Gwaunza DCJ’S comments are still apt, that the law maker has laid out elaborate laws and procedures for the regulation of issues to do with custody and guardianship of minors.

The procedure before the children’s court is laid out in s 5 of the Children’s Act [Chapter  5:07].  It is best suited to eliciting the best interests of any minor children as an inquiry is held.  The court may permit evidence to be given to the court be way of affidavit or report and permit the child to express his views.  It may also request a person to appear before the court and give oral evidence and be cross examined.  Expert reports such as those of probation officers are also useful before that court.

Proceeding in the circumstances by way of an urgent application for spoliation relief would, in my opinion be a gross undercutting of a proper exploration of the principle of the best interests of the minor children. As regards the factors that a court should take into account in determining the meaning of “best interests” an almost exhaustive list is given in  Mcall v Mcall 1994 (3) SA 201.  They are listed as: -

“(a)	 the love, affection and other emotional ties which exist between parent and child and the parent’s compatibility with the child;

(b) 	the capabilities, character and temperament of the parent and the impact thereof on the child’s needs and desires;

(c)	the ability of the parent to communicate with the child and the parents’ insight into, understanding of, and sensitivity of the child’s feelings;

(d)	the capacity and disposition of the parent to give the child the guidance which he requires;

(e)	the ability of the parent to provide for the basic physical needs of the child, the so called ‘creature comforts’ such as food, clothing, housing and the other material needs – generally speaking the provision of economic security;

(f)	The ability of the parent to provide for the educational well being and security of the child, both religious and secular;

(g)	the ability of the parent to provide for the child’s emotional, psychological, cultural and environmental development;

(h)	The mental and physical health and moral fitness of the parent;

(i)	the stability or otherwise of the child’s existing, environment, having regard to the desirability of maintaining the status quo;

(j)	the desirability or otherwise of keeping siblings together;

(k)	the child’s preference, if the court is satisfied that in the particular circumstances the child’s preference should be taken into consideration;

(l)	the desirability or otherwise of applying the doctrine of same sex matching;

(m)	Any other factor which is relevant to the particular case with which the court is concerned.”

I did ask to interview the children, which I did. This did not do much for a proper establishment of who is best suited to cater for the best interests of the children given how extensive the factors to be considered are and the varying versions of the parties.

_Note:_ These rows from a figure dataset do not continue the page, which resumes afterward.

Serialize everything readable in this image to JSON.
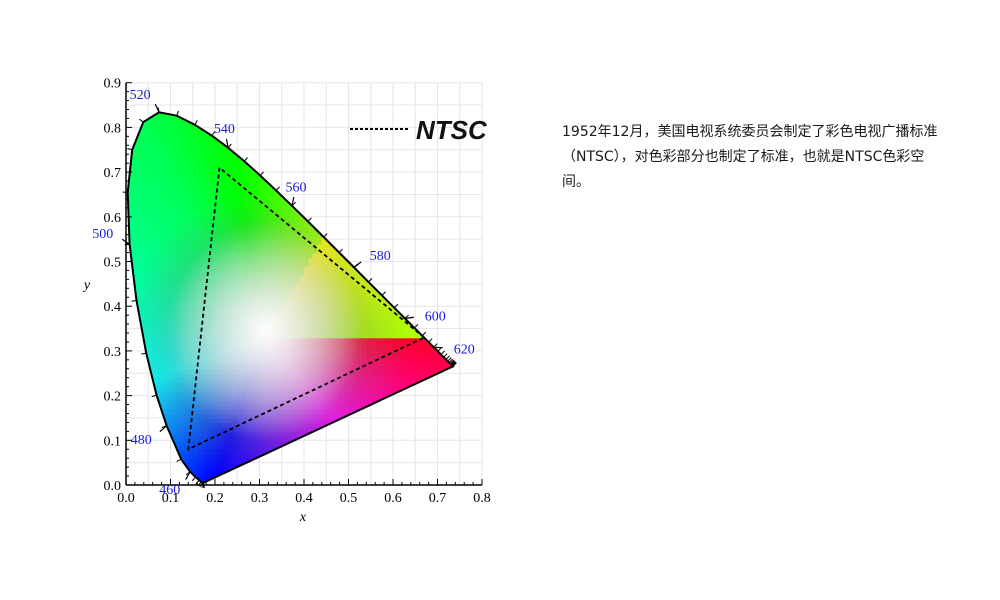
{
  "diagram": {
    "x_axis_label": "x",
    "y_axis_label": "y",
    "x_ticks": [
      "0.0",
      "0.1",
      "0.2",
      "0.3",
      "0.4",
      "0.5",
      "0.6",
      "0.7",
      "0.8"
    ],
    "y_ticks": [
      "0.0",
      "0.1",
      "0.2",
      "0.3",
      "0.4",
      "0.5",
      "0.6",
      "0.7",
      "0.8",
      "0.9"
    ],
    "wavelength_labels": [
      {
        "text": "460",
        "x": 0.144,
        "y": 0.0297
      },
      {
        "text": "480",
        "x": 0.0913,
        "y": 0.1327
      },
      {
        "text": "500",
        "x": 0.0082,
        "y": 0.5384
      },
      {
        "text": "520",
        "x": 0.0743,
        "y": 0.8338
      },
      {
        "text": "540",
        "x": 0.2296,
        "y": 0.7543
      },
      {
        "text": "560",
        "x": 0.3731,
        "y": 0.6245
      },
      {
        "text": "580",
        "x": 0.5125,
        "y": 0.4866
      },
      {
        "text": "600",
        "x": 0.627,
        "y": 0.3725
      },
      {
        "text": "620",
        "x": 0.6915,
        "y": 0.3083
      }
    ],
    "ntsc_gamut": {
      "red": {
        "x": 0.67,
        "y": 0.33
      },
      "green": {
        "x": 0.21,
        "y": 0.71
      },
      "blue": {
        "x": 0.14,
        "y": 0.08
      }
    },
    "legend_label": "NTSC",
    "label_color": "#1a1adc",
    "gamut_line_color": "#000000"
  },
  "description": "1952年12月，美国电视系统委员会制定了彩色电视广播标准（NTSC），对色彩部分也制定了标准，也就是NTSC色彩空间。"
}
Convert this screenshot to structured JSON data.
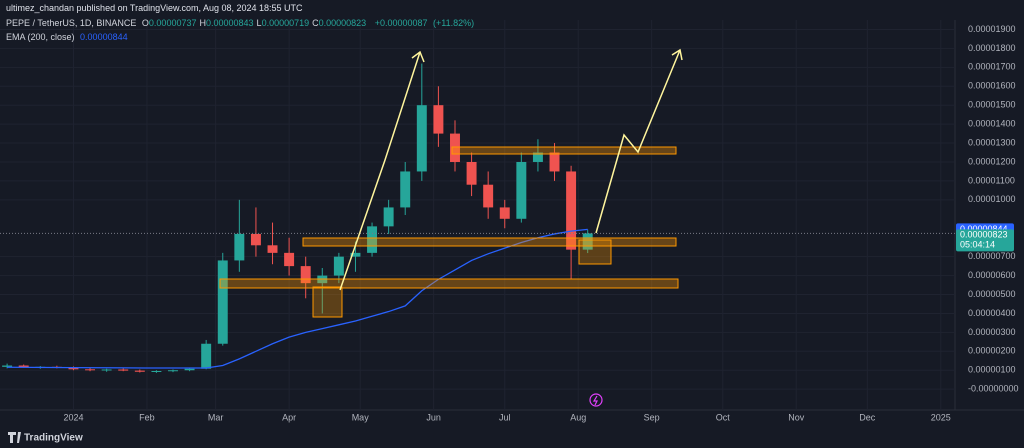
{
  "chart_data": {
    "type": "candlestick",
    "publisher": "ultimez_chandan published on TradingView.com, Aug 08, 2024 18:55 UTC",
    "symbol": "PEPE / TetherUS, 1D, BINANCE",
    "ohlc_legend": [
      {
        "label": "O",
        "value": 7.37e-06
      },
      {
        "label": "H",
        "value": 8.43e-06
      },
      {
        "label": "L",
        "value": 7.19e-06
      },
      {
        "label": "C",
        "value": 8.23e-06
      }
    ],
    "change": {
      "value": 8.7e-07,
      "label": "+0.00000087"
    },
    "change_percent": {
      "value": 11.82,
      "label": "(+11.82%)"
    },
    "ema_name": "EMA (200, close)",
    "ema_last": 8.44e-06,
    "last_close": 8.23e-06,
    "countdown": "05:04:14",
    "brand": "TradingView",
    "up_color": "#26a69a",
    "down_color": "#ef5350",
    "ema_color": "#2962ff",
    "grid": true,
    "xlim": [
      -31,
      372
    ],
    "ylim": [
      -1.1e-06,
      1.95e-05
    ],
    "xticks": [
      {
        "value": 0,
        "label": "2024"
      },
      {
        "value": 31,
        "label": "Feb"
      },
      {
        "value": 60,
        "label": "Mar"
      },
      {
        "value": 91,
        "label": "Apr"
      },
      {
        "value": 121,
        "label": "May"
      },
      {
        "value": 152,
        "label": "Jun"
      },
      {
        "value": 182,
        "label": "Jul"
      },
      {
        "value": 213,
        "label": "Aug"
      },
      {
        "value": 244,
        "label": "Sep"
      },
      {
        "value": 274,
        "label": "Oct"
      },
      {
        "value": 305,
        "label": "Nov"
      },
      {
        "value": 335,
        "label": "Dec"
      },
      {
        "value": 366,
        "label": "2025"
      }
    ],
    "yticks": [
      {
        "value": 0,
        "label": "-0.00000000"
      },
      {
        "value": 1e-06,
        "label": "0.00000100"
      },
      {
        "value": 2e-06,
        "label": "0.00000200"
      },
      {
        "value": 3e-06,
        "label": "0.00000300"
      },
      {
        "value": 4e-06,
        "label": "0.00000400"
      },
      {
        "value": 5e-06,
        "label": "0.00000500"
      },
      {
        "value": 6e-06,
        "label": "0.00000600"
      },
      {
        "value": 7e-06,
        "label": "0.00000700"
      },
      {
        "value": 1e-05,
        "label": "0.00001000"
      },
      {
        "value": 1.1e-05,
        "label": "0.00001100"
      },
      {
        "value": 1.2e-05,
        "label": "0.00001200"
      },
      {
        "value": 1.3e-05,
        "label": "0.00001300"
      },
      {
        "value": 1.4e-05,
        "label": "0.00001400"
      },
      {
        "value": 1.5e-05,
        "label": "0.00001500"
      },
      {
        "value": 1.6e-05,
        "label": "0.00001600"
      },
      {
        "value": 1.7e-05,
        "label": "0.00001700"
      },
      {
        "value": 1.8e-05,
        "label": "0.00001800"
      },
      {
        "value": 1.9e-05,
        "label": "0.00001900"
      }
    ],
    "x": [
      -28,
      -21,
      -14,
      -7,
      0,
      7,
      14,
      21,
      28,
      35,
      42,
      49,
      56,
      63,
      70,
      77,
      84,
      91,
      98,
      105,
      112,
      119,
      126,
      133,
      140,
      147,
      154,
      161,
      168,
      175,
      182,
      189,
      196,
      203,
      210,
      217
    ],
    "open": [
      1.18e-06,
      1.25e-06,
      1.15e-06,
      1.18e-06,
      1.13e-06,
      1.05e-06,
      1e-06,
      1.04e-06,
      9.8e-07,
      9.2e-07,
      9.6e-07,
      1e-06,
      1.08e-06,
      2.4e-06,
      6.8e-06,
      8.2e-06,
      7.6e-06,
      7.2e-06,
      6.5e-06,
      5.6e-06,
      6e-06,
      7e-06,
      7.2e-06,
      8.6e-06,
      9.6e-06,
      1.15e-05,
      1.5e-05,
      1.35e-05,
      1.2e-05,
      1.08e-05,
      9.6e-06,
      9e-06,
      1.2e-05,
      1.25e-05,
      1.15e-05,
      7.37e-06
    ],
    "high": [
      1.35e-06,
      1.3e-06,
      1.22e-06,
      1.24e-06,
      1.2e-06,
      1.12e-06,
      1.08e-06,
      1.1e-06,
      1.04e-06,
      1e-06,
      1.04e-06,
      1.12e-06,
      2.6e-06,
      7.2e-06,
      1e-05,
      9.6e-06,
      8.8e-06,
      8e-06,
      7e-06,
      6.4e-06,
      7.2e-06,
      7.8e-06,
      8.8e-06,
      1e-05,
      1.2e-05,
      1.72e-05,
      1.6e-05,
      1.42e-05,
      1.25e-05,
      1.15e-05,
      1e-05,
      1.25e-05,
      1.32e-05,
      1.3e-05,
      1.18e-05,
      8.43e-06
    ],
    "low": [
      1.1e-06,
      1.12e-06,
      1.08e-06,
      1.1e-06,
      1e-06,
      9.5e-07,
      9.2e-07,
      9.5e-07,
      8.8e-07,
      8.6e-07,
      9e-07,
      9.5e-07,
      1.05e-06,
      2.3e-06,
      6.2e-06,
      7e-06,
      6.6e-06,
      6e-06,
      4.8e-06,
      4e-06,
      5.6e-06,
      6.2e-06,
      7e-06,
      8.2e-06,
      9.2e-06,
      1.1e-05,
      1.28e-05,
      1.15e-05,
      1.02e-05,
      9e-06,
      8.5e-06,
      8.8e-06,
      1.15e-05,
      1.1e-05,
      5.8e-06,
      7.19e-06
    ],
    "close": [
      1.25e-06,
      1.15e-06,
      1.18e-06,
      1.13e-06,
      1.05e-06,
      1e-06,
      1.04e-06,
      9.8e-07,
      9.2e-07,
      9.6e-07,
      1e-06,
      1.08e-06,
      2.4e-06,
      6.8e-06,
      8.2e-06,
      7.6e-06,
      7.2e-06,
      6.5e-06,
      5.6e-06,
      6e-06,
      7e-06,
      7.2e-06,
      8.6e-06,
      9.6e-06,
      1.15e-05,
      1.5e-05,
      1.35e-05,
      1.2e-05,
      1.08e-05,
      9.6e-06,
      9e-06,
      1.2e-05,
      1.25e-05,
      1.15e-05,
      7.37e-06,
      8.23e-06
    ],
    "ema_x": [
      -28,
      0,
      30,
      56,
      63,
      70,
      77,
      84,
      91,
      98,
      105,
      112,
      119,
      126,
      133,
      140,
      147,
      154,
      161,
      168,
      175,
      182,
      189,
      196,
      203,
      210,
      217
    ],
    "ema": [
      1.16e-06,
      1.14e-06,
      1.12e-06,
      1.12e-06,
      1.25e-06,
      1.6e-06,
      2e-06,
      2.4e-06,
      2.75e-06,
      3e-06,
      3.2e-06,
      3.4e-06,
      3.6e-06,
      3.85e-06,
      4.1e-06,
      4.4e-06,
      5.2e-06,
      5.8e-06,
      6.3e-06,
      6.8e-06,
      7.15e-06,
      7.45e-06,
      7.75e-06,
      8e-06,
      8.2e-06,
      8.35e-06,
      8.44e-06
    ]
  }
}
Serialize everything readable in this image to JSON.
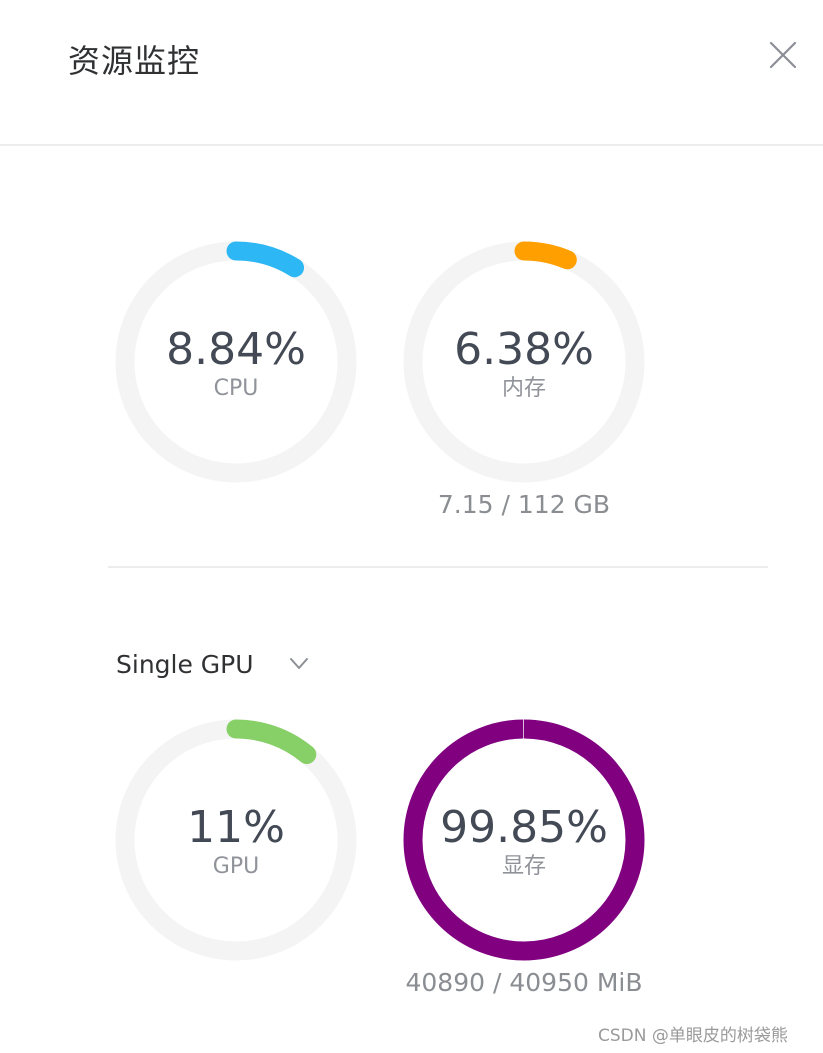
{
  "header": {
    "title": "资源监控",
    "close_icon": "close-icon"
  },
  "gauges": {
    "cpu": {
      "value_text": "8.84%",
      "label": "CPU",
      "fraction": 0.0884,
      "color": "#2db7f5"
    },
    "memory": {
      "value_text": "6.38%",
      "label": "内存",
      "fraction": 0.0638,
      "color": "#ff9f00",
      "usage_text": "7.15 / 112 GB"
    },
    "gpu": {
      "value_text": "11%",
      "label": "GPU",
      "fraction": 0.11,
      "color": "#87d068"
    },
    "gpu_memory": {
      "value_text": "99.85%",
      "label": "显存",
      "fraction": 0.9985,
      "color": "#800080",
      "usage_text": "40890 / 40950 MiB"
    }
  },
  "gpu_selector": {
    "selected": "Single GPU",
    "icon": "chevron-down-icon"
  },
  "track_color": "#f4f4f4",
  "watermark": "CSDN @单眼皮的树袋熊"
}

In the circumstances of this case where the relief sought is improper and the application therefore a nullity, and proper recourse being available before the children’s court which ensures that the best interests of the children, as provided by the constitution are taken care of, I decline jurisdiction.

In declining jurisdiction, I believe that I am exercising my role as the upper guardian of the minor children so as to ensure that I am not confined to simply looking at the requirements for spoliation, but their best interests are fully considered.

As noted in Chiwenga v Mubaiwa supra, spoliation is a remedy to recover property and not human beings.

Costs follow the cause.

Accordingly, I order as follows.

The court declines jurisdiction to determine the matter.

The applicant to pay the costs of suit.